February 27, 2018
Increasing stability of training of Deep CNNs with Stochastic Gradient Descent method. Application to Image classification tasks
Jenny Benois-Pineau, University of Bordeaux
Supervised learning for classification of visual data has been the major approach during the last two decades. With adventure of GPUs, the well-known supervised classifiers such as Artificial Neural Networks (ANN) came up for these problems.
A specific case of ANNs represent the Convolutional Neural Networks (CNN) designed specifically for visual information classification, such as object recognition and localization, visual tracking, saliency prediction and image categorization. On the contrary to usual fully connected Artificial Neural Networks, their main characteristic is the limitation of receptive field of neurons using convolution operation and subsequent data reduction by pooling of features. Stacking convolution , pooling and non-linearity layers in deeper and deeper architectures such classifiers as AlexNet, VGG, GoogleNet, ResNet have been built.
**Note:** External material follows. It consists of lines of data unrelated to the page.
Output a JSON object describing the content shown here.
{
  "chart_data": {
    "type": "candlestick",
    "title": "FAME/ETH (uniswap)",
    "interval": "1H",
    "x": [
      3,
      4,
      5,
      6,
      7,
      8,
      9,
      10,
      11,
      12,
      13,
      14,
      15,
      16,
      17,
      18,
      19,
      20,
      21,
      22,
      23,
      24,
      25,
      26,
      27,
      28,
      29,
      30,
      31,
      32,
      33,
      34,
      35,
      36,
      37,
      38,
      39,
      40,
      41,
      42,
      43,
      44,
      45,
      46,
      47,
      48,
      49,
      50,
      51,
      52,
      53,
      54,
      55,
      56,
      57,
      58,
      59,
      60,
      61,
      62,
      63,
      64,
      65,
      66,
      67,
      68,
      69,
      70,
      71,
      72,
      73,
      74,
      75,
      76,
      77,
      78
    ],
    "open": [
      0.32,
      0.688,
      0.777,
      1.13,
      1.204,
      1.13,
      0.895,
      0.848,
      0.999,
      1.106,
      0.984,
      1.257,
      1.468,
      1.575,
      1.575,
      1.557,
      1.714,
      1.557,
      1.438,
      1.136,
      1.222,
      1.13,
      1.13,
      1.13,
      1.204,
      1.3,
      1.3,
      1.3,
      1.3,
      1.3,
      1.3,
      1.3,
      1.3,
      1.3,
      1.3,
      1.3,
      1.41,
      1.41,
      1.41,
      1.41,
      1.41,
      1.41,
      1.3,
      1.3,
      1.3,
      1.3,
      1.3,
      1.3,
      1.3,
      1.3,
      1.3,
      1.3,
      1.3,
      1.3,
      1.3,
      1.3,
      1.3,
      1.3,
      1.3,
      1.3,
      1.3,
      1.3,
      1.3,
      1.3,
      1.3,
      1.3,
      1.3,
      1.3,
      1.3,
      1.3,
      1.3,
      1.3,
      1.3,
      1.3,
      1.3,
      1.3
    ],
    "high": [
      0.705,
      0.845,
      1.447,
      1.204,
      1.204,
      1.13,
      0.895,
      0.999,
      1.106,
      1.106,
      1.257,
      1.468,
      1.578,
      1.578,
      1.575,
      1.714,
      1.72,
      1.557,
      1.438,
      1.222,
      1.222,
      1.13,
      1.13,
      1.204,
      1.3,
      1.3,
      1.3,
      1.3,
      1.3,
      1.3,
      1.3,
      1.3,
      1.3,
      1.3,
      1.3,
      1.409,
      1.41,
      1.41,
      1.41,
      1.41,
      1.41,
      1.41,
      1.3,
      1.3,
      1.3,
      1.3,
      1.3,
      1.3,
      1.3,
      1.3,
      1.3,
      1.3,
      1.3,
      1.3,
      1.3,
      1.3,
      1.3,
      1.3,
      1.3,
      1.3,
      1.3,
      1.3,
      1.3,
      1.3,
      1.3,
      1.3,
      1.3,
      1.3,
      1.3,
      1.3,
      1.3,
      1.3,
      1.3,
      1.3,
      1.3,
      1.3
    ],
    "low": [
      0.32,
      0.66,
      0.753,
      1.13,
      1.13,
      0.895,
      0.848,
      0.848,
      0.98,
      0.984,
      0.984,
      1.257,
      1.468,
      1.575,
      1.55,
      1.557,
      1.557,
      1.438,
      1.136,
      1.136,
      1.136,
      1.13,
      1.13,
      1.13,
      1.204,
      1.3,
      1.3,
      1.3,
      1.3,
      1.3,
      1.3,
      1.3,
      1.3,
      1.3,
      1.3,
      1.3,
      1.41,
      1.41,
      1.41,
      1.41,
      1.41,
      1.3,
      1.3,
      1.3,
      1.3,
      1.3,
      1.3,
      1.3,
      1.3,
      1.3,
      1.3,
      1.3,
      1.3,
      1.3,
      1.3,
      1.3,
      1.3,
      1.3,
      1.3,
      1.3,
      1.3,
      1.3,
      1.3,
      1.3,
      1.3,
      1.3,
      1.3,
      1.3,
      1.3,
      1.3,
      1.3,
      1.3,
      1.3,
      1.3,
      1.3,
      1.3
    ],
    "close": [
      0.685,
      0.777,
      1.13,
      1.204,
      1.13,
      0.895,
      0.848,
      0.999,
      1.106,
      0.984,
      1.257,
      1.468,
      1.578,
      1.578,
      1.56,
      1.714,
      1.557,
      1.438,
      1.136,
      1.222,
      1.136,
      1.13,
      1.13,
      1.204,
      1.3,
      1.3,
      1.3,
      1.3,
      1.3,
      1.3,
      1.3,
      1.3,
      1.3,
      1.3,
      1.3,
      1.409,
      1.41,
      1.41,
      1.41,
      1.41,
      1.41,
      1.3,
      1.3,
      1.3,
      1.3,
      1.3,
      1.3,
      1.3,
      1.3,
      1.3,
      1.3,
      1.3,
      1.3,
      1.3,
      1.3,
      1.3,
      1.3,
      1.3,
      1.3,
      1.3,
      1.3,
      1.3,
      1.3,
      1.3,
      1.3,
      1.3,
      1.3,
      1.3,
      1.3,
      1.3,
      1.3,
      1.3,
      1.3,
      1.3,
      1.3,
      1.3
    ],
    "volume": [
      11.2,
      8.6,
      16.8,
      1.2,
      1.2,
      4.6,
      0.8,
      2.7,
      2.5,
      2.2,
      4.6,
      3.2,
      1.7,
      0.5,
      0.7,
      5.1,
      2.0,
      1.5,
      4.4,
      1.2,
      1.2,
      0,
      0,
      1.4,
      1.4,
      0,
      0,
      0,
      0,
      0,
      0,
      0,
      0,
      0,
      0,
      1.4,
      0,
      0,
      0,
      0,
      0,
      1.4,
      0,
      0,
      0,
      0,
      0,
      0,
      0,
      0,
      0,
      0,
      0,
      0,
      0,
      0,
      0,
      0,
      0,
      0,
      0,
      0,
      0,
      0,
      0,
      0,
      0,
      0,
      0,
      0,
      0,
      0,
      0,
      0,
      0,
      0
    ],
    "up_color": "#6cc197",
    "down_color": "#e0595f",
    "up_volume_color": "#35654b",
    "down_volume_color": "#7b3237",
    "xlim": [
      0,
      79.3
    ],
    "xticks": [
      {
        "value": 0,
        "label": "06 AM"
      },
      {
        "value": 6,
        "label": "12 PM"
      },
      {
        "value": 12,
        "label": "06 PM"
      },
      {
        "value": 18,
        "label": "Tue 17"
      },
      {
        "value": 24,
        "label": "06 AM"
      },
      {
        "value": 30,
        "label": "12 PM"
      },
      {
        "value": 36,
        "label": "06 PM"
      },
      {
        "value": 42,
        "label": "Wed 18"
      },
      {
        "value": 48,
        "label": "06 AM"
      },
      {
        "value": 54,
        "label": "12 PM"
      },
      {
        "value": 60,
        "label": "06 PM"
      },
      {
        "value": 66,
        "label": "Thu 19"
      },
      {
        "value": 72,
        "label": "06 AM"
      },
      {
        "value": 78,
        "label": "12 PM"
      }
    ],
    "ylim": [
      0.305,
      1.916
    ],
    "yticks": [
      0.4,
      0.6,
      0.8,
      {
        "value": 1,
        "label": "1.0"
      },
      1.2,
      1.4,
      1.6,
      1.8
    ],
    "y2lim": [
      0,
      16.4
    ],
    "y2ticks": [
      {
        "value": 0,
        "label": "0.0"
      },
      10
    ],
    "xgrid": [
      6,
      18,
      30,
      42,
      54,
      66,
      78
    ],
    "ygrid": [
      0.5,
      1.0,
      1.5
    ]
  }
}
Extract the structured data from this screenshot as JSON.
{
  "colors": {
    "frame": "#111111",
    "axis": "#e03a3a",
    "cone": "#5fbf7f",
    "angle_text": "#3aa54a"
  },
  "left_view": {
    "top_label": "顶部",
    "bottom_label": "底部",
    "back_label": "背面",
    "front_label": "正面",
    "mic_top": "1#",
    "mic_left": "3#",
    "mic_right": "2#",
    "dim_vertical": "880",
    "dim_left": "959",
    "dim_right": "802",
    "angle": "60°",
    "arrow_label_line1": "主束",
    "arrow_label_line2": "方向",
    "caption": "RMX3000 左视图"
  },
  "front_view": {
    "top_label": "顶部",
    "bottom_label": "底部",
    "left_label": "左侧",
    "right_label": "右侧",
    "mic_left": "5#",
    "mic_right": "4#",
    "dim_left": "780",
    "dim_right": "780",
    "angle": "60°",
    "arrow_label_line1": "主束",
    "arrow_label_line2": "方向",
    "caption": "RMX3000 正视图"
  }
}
Training of Deep CNNs requires a large amount of labelled data and despite the availability of computational resources represent a heavy task. For parameter optimisation first-order methods such as Gradient descent are used, namely stochastic gradient descent (SGD). The conditions of convergence of these optimizers, i.e. the convexity of objective functions is not guaranteed. This is why different forms of SGD have been proposed.
Still, the optimisation process remains instable and therefore , it is difficult to identify stopping iteration number.
In our talk we will present main principles of Deep CNNs for image classification tasks and develop an approach we propose to smooth objective when training. We study it experimentally and present results on a well-known image database from MNIST.
(with A. Zemmari ( LABRI UMR 5800, University of Bordeaux )